In the Philadelphia Naval Yard, three WAVES examine some of the firepower on one of the PT boats. This 20mm machine gun can sure do some damage, and these WAVES are trained and ready to make it count.
In the photo above, these WAVES are examining and separating individual horological instruments for use in the fleet at the Naval Observatory in Washington D.C. Time is of the essence!
WAVES Vogue Catalog, vol. 3, issue no. 11. Ens. Eloise English and Virginia Daws model summer uniforms in Washington D.C. They are a gray and white pinstripe seersucker, including dark blue buttons and insignia. Styled with fresh colored stockings, black shoes, and black gloves — which are optional.
WAVE officers of the Bureau of Ships qualify for the Navy Expert Pistol Medal on the Marine Pistol Range at Quantico, VA. These ladies ought to be in the infantry — A job well done!
WAVES master the quirks of a .22 target pistol before advancing to larger guns at NATC in Pensacola, FL. Upon completion of the course, they will be assigned to teaching male gunners marksmanship with the aid of electrical synthetic guns.
Seaman apprentice Maria Ramona Espinosa is being fitted for her first WAVE uniform in the above picture. Uniforms are expected to be impeccable at all times, the feeling of her first uniform fitting is one that Espinosa won’t soon forget. She’s trained to act the part, now it’s time to look it!

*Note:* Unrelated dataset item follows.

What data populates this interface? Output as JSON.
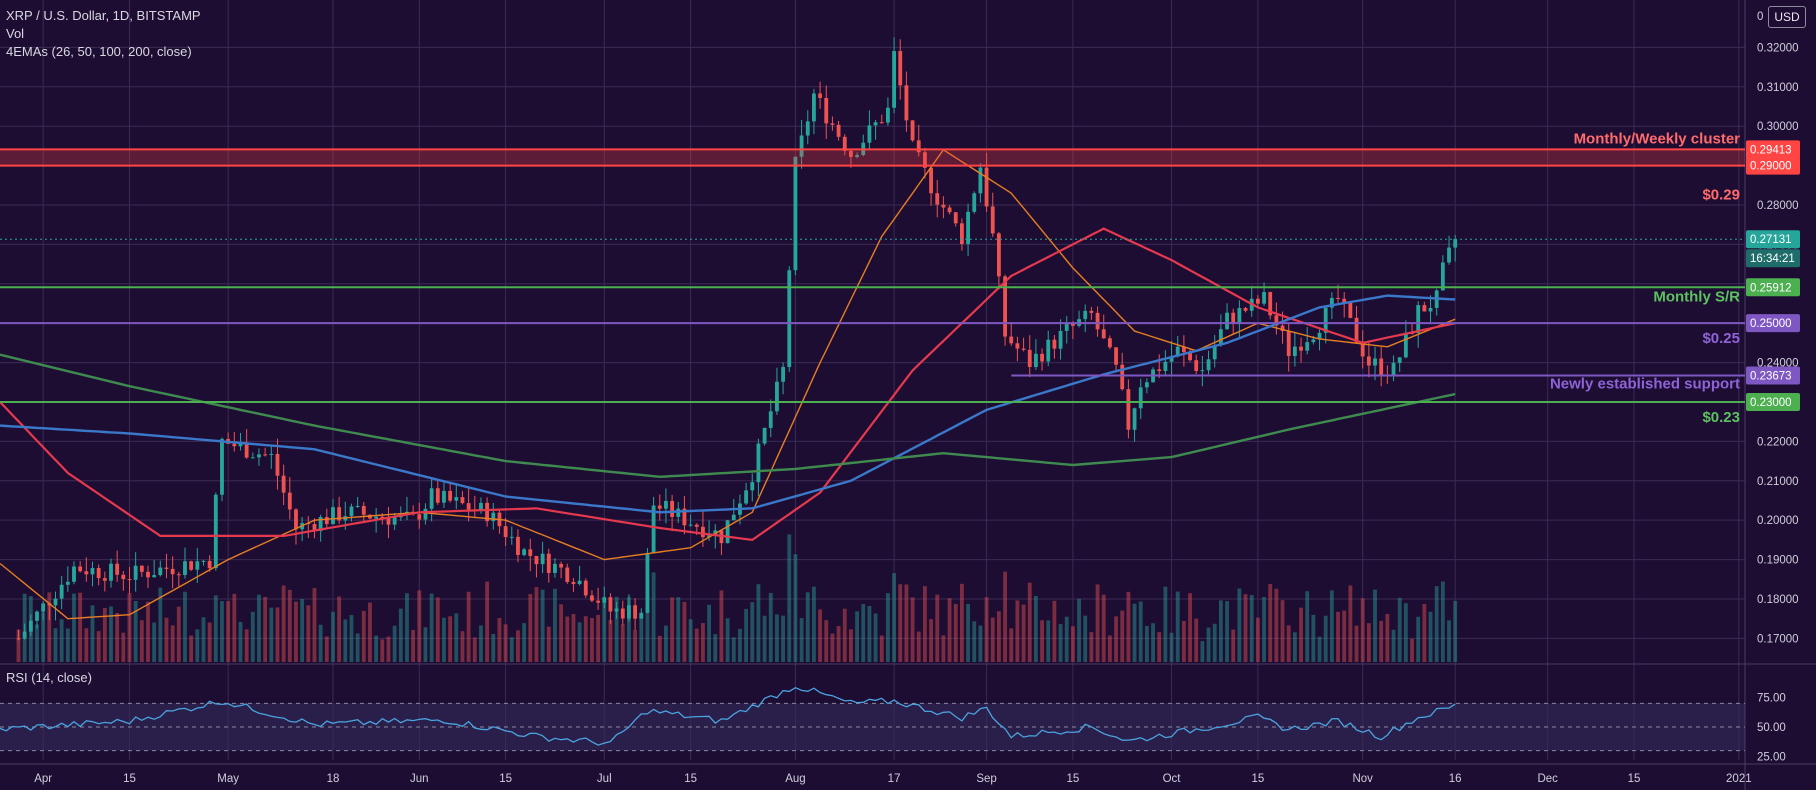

Continuing our story about Maria Ramona Espinosa, the boot recites excerpts from the WAVE training manual before her peers. Every WAVE is expected to know their manual cover to cover – a standard that Espinosa will not be allowed to forego this time around.
Maria Ramona Espinosa meets the Shore Patrolman at the gate of Hunter College in the Bronx, N.Y. She is here, eager to begin her WAVE journey! More on her journey in the coming days.
A coordinated flight plan could mean the difference between life and death for both a pilot and his crew. WAVE Emily Jump examines Ens. Charles Harrison’s course and points out his errors – while most students tend to rely on instinct, in combat rigorous training is necessary for survival.
An instructor surveys the work of one of the WAVES at the NATTC in Norman, Oklahoma. The utmost precision is expected of mechanics like the WAVE pictured – Nice work!